Yes, that’s what seems quite clear to me… But apparently there are some strange inertia explanations… Or is it Mach’s theory of stuff ? Such as, the whole universe is the source of your inertia ?

Wait, Im not sure about that. If you hit a baseball a little more than halfway to the moon, the moons gravity will pull the baseball to it. Same would go for in a sphere. You have equal mass on all sides(presumably) if an object is closer to a certain side than the other the increased proximity to a source of gravity and the decreased distance from another source of gravity would cause the object to be pulled to the closer side. I can see you point on sphereical gravity willem but the object would have to be in the exact center. (I am not including friction and air here) ( - ) <—sphere with the object in it.

willem, your math would be correct IF gravity depended liniarly with distance. it depends with the square of distance. thus, your/newton’s understanding of the matter is incorrect.

(for the record, keppler came after newton. also for the record, newton still belives sound propagates as an isothermic transformation of the air.)

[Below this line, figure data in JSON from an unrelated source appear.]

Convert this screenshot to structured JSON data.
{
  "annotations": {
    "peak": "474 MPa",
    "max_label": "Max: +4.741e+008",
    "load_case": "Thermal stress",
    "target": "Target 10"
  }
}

edit: i don’t think she’ll sue me for one line, but i’d rather not find out ^^

as a side note,
in normal conditions, (not relativistic) newton’s laws of gravity are still a very good approximation of einstein’s relativity laws
(if i remember correctly the former is the first term of the lagrange approximation of the latter)

let’s consider a circle with the center in x0 and a point in x.

every point on the surface of the circle attracts the point x with the force

Fi = k d ^2

the long side of a triangle is L = l1 ^ 2 + l2 ^2 + 2 l1 l2 sin (a) where a is the angle.

thus, for every point on the circle d is

d = r ^ 2 + x ^ 2 + 2 r x sin (pi - a) where a is the angle of the point considered

When we integrate by angle a we get

F = integral by a (from 0 to 2 pi) of k ( r ^2 + x^2 + 2rx sin (pi-a)) which simplifies as

F = k (r ^2 + x ^2) + integral by a (from 0 to 2pi) of 2 k r x sin (pi-a)

the sin function being a periodical, and the integral being over the entire period, and the period being symetrical with respect to the Ox axis, that integral comes out 0.

no shit sherlock

seems willem is correct after all

(thanks to willem, i spent a fun half hour re-doing the above stuff, it’s been a decade since i last touched that sort of a problem. i;m not very sure why i was so convinced it must be the other way around, but anyway… to quote feynman, i had bad luck )

Look - don’t strain yourselves, knock twice on the screen for “Yes Tab, you could live on the inner surface of a sphere without falling off” and once on the screen for “No Tab, you’d be twiddling your thumbs in mid air at the centre of the sphere.”